Part 14- Pahit

253 40 1
                                    

Dua orang remaja kini saling menatap, bedanya sang adik menatap kakaknya sendu sedangkan kakaknya menatap sang adik kosong.

Sadewa dengan bantuan kursi roda berusaha mendekati sang kakak. Begitu sampai di samping ranjang kakaknya ia langsung menggenggam tangan Nakula erat. Ia bersyukur masih diberi kesempatan untuk hidup dengan begitu kakaknya tidak merasa kesepian.


Bekas jahitan pasca operasi ginjal pun sudah mengering, kata ayahnya karena dia koma 2 minggu, jangan tanya dia kenapa bisa koma karena Sadewa juga sempat bingung kenapa ia bisa tidur selama 2 minggu padahal ia hanya terkena tusukan yang merusak satu ginjalnya yang untungnya lagi ada orang yang mau mendonorkan ginjalnya. Keberuntungan sekali kalau kata sang ayah.



Sadewa merebahkan kepalanya di paha sang kakak. Ia menatap Nakula yang masih seperti hari kemarin, hanya menatap kosong sekitarnya.



"Kak, engga asik banget loh masa udah 3 hari gue bangun kakak masih seneng ngelamun. Sadar kak, gue masih hidup. Lo mah enak ngelamun khayalin ada Raden lah gue sama ayah nungguin Lo disini. Tau engga sih kak, ayah tuh semenjak gue sadar jadi sering nangis loh katanya gue itu engga boleh ngabisin jatah keburuntungan gue. Maksudnya apa coba?"


Sadewa menghela nafas lelah, capek juga ia melihat tatapan kosong dari wajah Nakula.


"Gue ceritain hal yang seru aja kali ya. Lo inget engga sih cewe yang Lo taksir? Itu loh anak kelas Lo yang kasih kado sepatu tapi Lo tolak karena Lo tau gue udah beli buat Lo."


"Dia sempet jenguk kakak loh, dia bilang mau pergi keluar kota buat lanjut kuliah."


"Kakak engga mau sembuh terus nyusul Gendis?"


Sadewa memainkan jari tangan Nakula, "Bukan maksudnya gue ngusir Lo pergi sih cuman Lo kan suka banget sama dia, Lo kalo cerita soal cewe itu bawaannya seneng. Tapi kalo Lo milih buat tinggal bareng gue sama ayah ya udah engga apa-apa. Kami malah seneng kalo kakak tinggal sama kami, nanti apartemen Bunda kakak sewain aja."

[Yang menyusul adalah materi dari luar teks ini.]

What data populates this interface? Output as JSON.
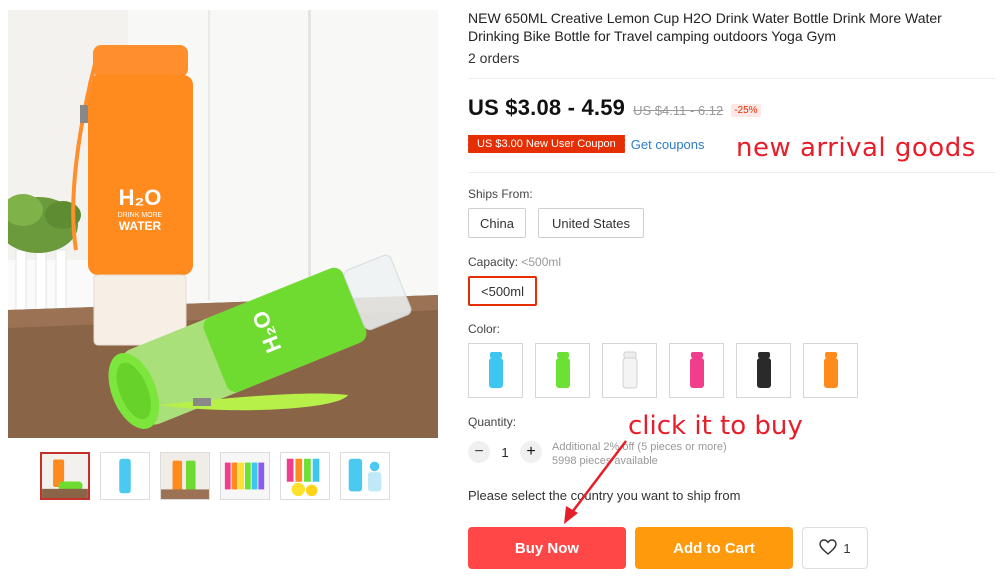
{
  "product": {
    "title": "NEW 650ML Creative Lemon Cup H2O Drink Water Bottle Drink More Water Drinking Bike Bottle for Travel camping outdoors Yoga Gym",
    "orders": "2 orders",
    "price": "US $3.08 - 4.59",
    "old_price": "US $4.11 - 6.12",
    "discount": "-25%",
    "coupon_label": "US $3.00 New User Coupon",
    "get_coupons_label": "Get coupons",
    "bottle_text_line1": "H₂O",
    "bottle_text_line2": "DRINK MORE",
    "bottle_text_line3": "WATER"
  },
  "annotations": {
    "new_arrival": "new arrival goods",
    "click_to_buy": "click it to buy"
  },
  "ships_from": {
    "label": "Ships From:",
    "options": [
      "China",
      "United States"
    ]
  },
  "capacity": {
    "label": "Capacity:",
    "selected": "<500ml",
    "options": [
      "<500ml"
    ]
  },
  "color": {
    "label": "Color:",
    "swatches": [
      "sky-blue",
      "green",
      "white",
      "pink",
      "black",
      "orange"
    ],
    "swatch_colors": [
      "#3cc6f0",
      "#6be035",
      "#f2f2f2",
      "#f03e8c",
      "#2a2a2a",
      "#ff8c1a"
    ]
  },
  "quantity": {
    "label": "Quantity:",
    "value": "1",
    "minus": "−",
    "plus": "+",
    "discount_note": "Additional 2% off (5 pieces or more)",
    "available": "5998 pieces available"
  },
  "ship_note": "Please select the country you want to ship from",
  "actions": {
    "buy_now": "Buy Now",
    "add_to_cart": "Add to Cart",
    "wishlist_count": "1"
  },
  "thumbnails": [
    "orange-green-bottles",
    "blue-bottle",
    "orange-green-pair",
    "rainbow-bottles",
    "colored-bottles-lemons",
    "blue-bottle-parts"
  ],
  "colors": {
    "accent_red": "#ff4747",
    "accent_orange": "#ff9a0d",
    "coupon_red": "#e62e04",
    "link_blue": "#2d7cc9",
    "annotation_red": "#e81d2a"
  }
}
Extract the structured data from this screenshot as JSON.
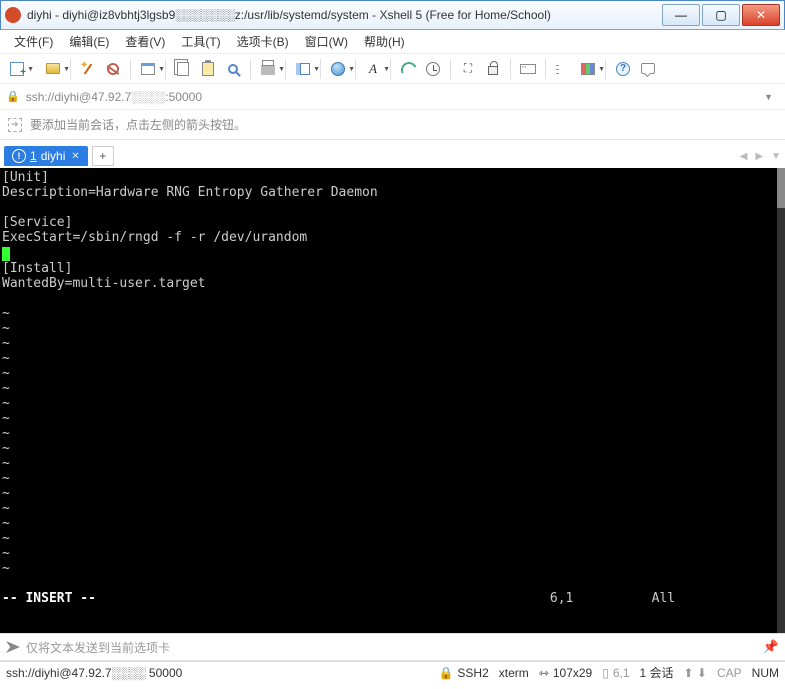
{
  "title": "diyhi - diyhi@iz8vbhtj3lgsb9░░░░░░░z:/usr/lib/systemd/system - Xshell 5 (Free for Home/School)",
  "menu": {
    "file": "文件(F)",
    "edit": "编辑(E)",
    "view": "查看(V)",
    "tools": "工具(T)",
    "tab": "选项卡(B)",
    "window": "窗口(W)",
    "help": "帮助(H)"
  },
  "address": "ssh://diyhi@47.92.7░░░░:50000",
  "hint": "要添加当前会话，点击左侧的箭头按钮。",
  "tab": {
    "num": "1",
    "name": "diyhi"
  },
  "terminal": {
    "lines": [
      "[Unit]",
      "Description=Hardware RNG Entropy Gatherer Daemon",
      "",
      "[Service]",
      "ExecStart=/sbin/rngd -f -r /dev/urandom"
    ],
    "after_cursor": [
      "[Install]",
      "WantedBy=multi-user.target"
    ],
    "mode": "-- INSERT --",
    "pos": "6,1",
    "view": "All"
  },
  "input_placeholder": "仅将文本发送到当前选项卡",
  "status": {
    "conn": "ssh://diyhi@47.92.7░░░░ 50000",
    "proto": "SSH2",
    "term": "xterm",
    "size": "107x29",
    "cursor": "6,1",
    "sessions": "1 会话",
    "cap": "CAP",
    "num": "NUM"
  }
}
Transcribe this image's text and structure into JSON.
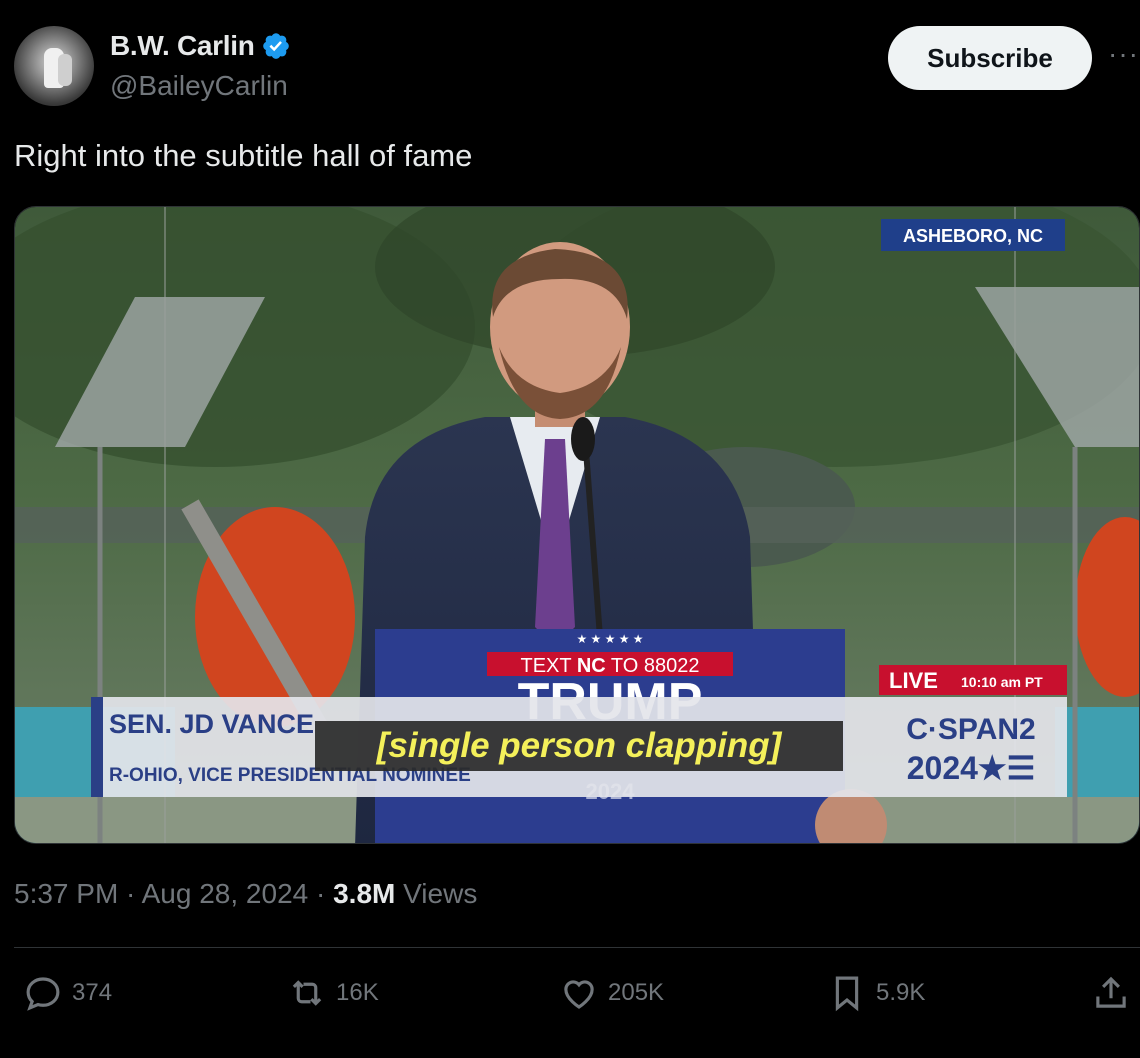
{
  "author": {
    "display_name": "B.W. Carlin",
    "handle": "@BaileyCarlin",
    "verified_icon": "verified-badge-icon"
  },
  "header": {
    "subscribe_label": "Subscribe",
    "more_label": "···"
  },
  "tweet": {
    "text": "Right into the subtitle hall of fame"
  },
  "media": {
    "location_tag": "ASHEBORO, NC",
    "podium_text_prefix": "TEXT ",
    "podium_text_code": "NC",
    "podium_text_suffix": " TO 88022",
    "podium_title": "TRUMP",
    "podium_year": "2024",
    "lower_third_name": "SEN. JD VANCE",
    "lower_third_title": "R-OHIO, VICE PRESIDENTIAL NOMINEE",
    "caption": "[single person clapping]",
    "live_label": "LIVE",
    "live_time": "10:10 am PT",
    "network_name": "C·SPAN2",
    "network_year": "2024★☰",
    "colors": {
      "lower_third_blue": "#2a3f86",
      "live_red": "#c8102e",
      "podium_blue": "#2c3d8f",
      "caption_yellow": "#f4f05a"
    }
  },
  "meta": {
    "time": "5:37 PM",
    "separator": " · ",
    "date": "Aug 28, 2024",
    "views_count": "3.8M",
    "views_label": " Views"
  },
  "actions": {
    "replies": "374",
    "reposts": "16K",
    "likes": "205K",
    "bookmarks": "5.9K"
  }
}
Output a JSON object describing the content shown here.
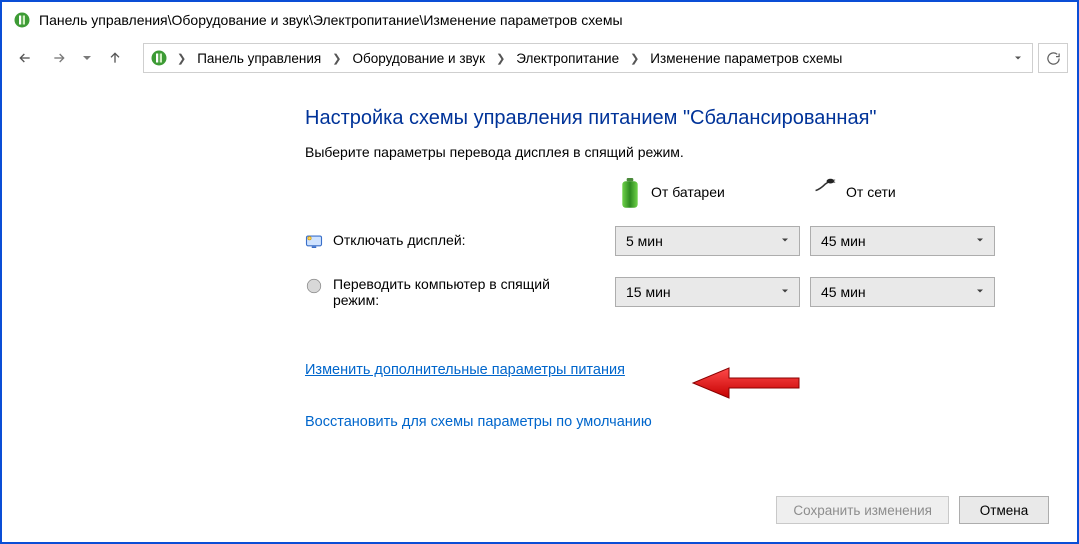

Sadewa kini menelungkupkan wajahnya, menyisipkan tangan Nakula ke pipinya yang tirus, "Lo... Lo kenapa engga bilang selama tinggal sama bunda Lo engga pernah tenang? Kenapa Lo engga pernah bilang ke gue ataupun Raden kalau Lo selalu dimarahin Bunda kalo nilai Lo jelek! Gue walaupun adek Lo tapi kita itu satu. Kita kembar Nakula! Buat apa gue ada kalo Lo aja berasa hidup sendiri!"


Isak tangis terdengar pilu, Sadewa berusaha menahan amarahnya. 3 tahun hidup terpisah dengan kakaknya nyatanya memang keputusan yang salah. Harusnya dulu dia memaksa Nakula untuk tinggal dengan mereka walaupun hak asuh Nakula ada ditangan Lili.


"Kak, maaf Dewa marahin kakak. Dewa dikhayalan kakak engga pernah marahin kakak ya? Atau Dewa dikhayalan kakak itu bertolakbelakang sama Sadewa yang nyata?" Sadewa menghapus air mata yang keluar dengan cepat.


Sadewa benar, apa yang ia ucapkan mengenai keadaan dalam khayalan Nakula bertolakbelakang dengan kehidupan nyatanya. Raden di dunia nyata adalah Raden yang manja pada kedua kakaknya, tak pandang bulu katanya selagi masih ada kakak sama Abang ngapain repot. Lalu Sadewa yang di dunia nyata adalah orang yang menyandang gelar master matematika dan orang pendiam yang jarang bergaul. Ayah yang penyayang dan.....



Bunda yang menjadi awal kehancuran satria Birendra.

Bunda yang selalu memaksa Sadewa untuk ikut bersamanya, bunda yang tidak pernah hadir dalam kehidupan Raden dan bunda yang selalu membandingkan Nakula dengan Sadewa.


Tapi setidaknya Nakula ingat kalau Sadewa adalah adik yang selalu ada disampingnya entah itu di kehidupan nyata maupun di khalayannya.


"Kak! Ah anjir Lo ngelamun kok bisa kentut!"

Dan setelahnya Sadewa trauma tiduran dipaha Nakula.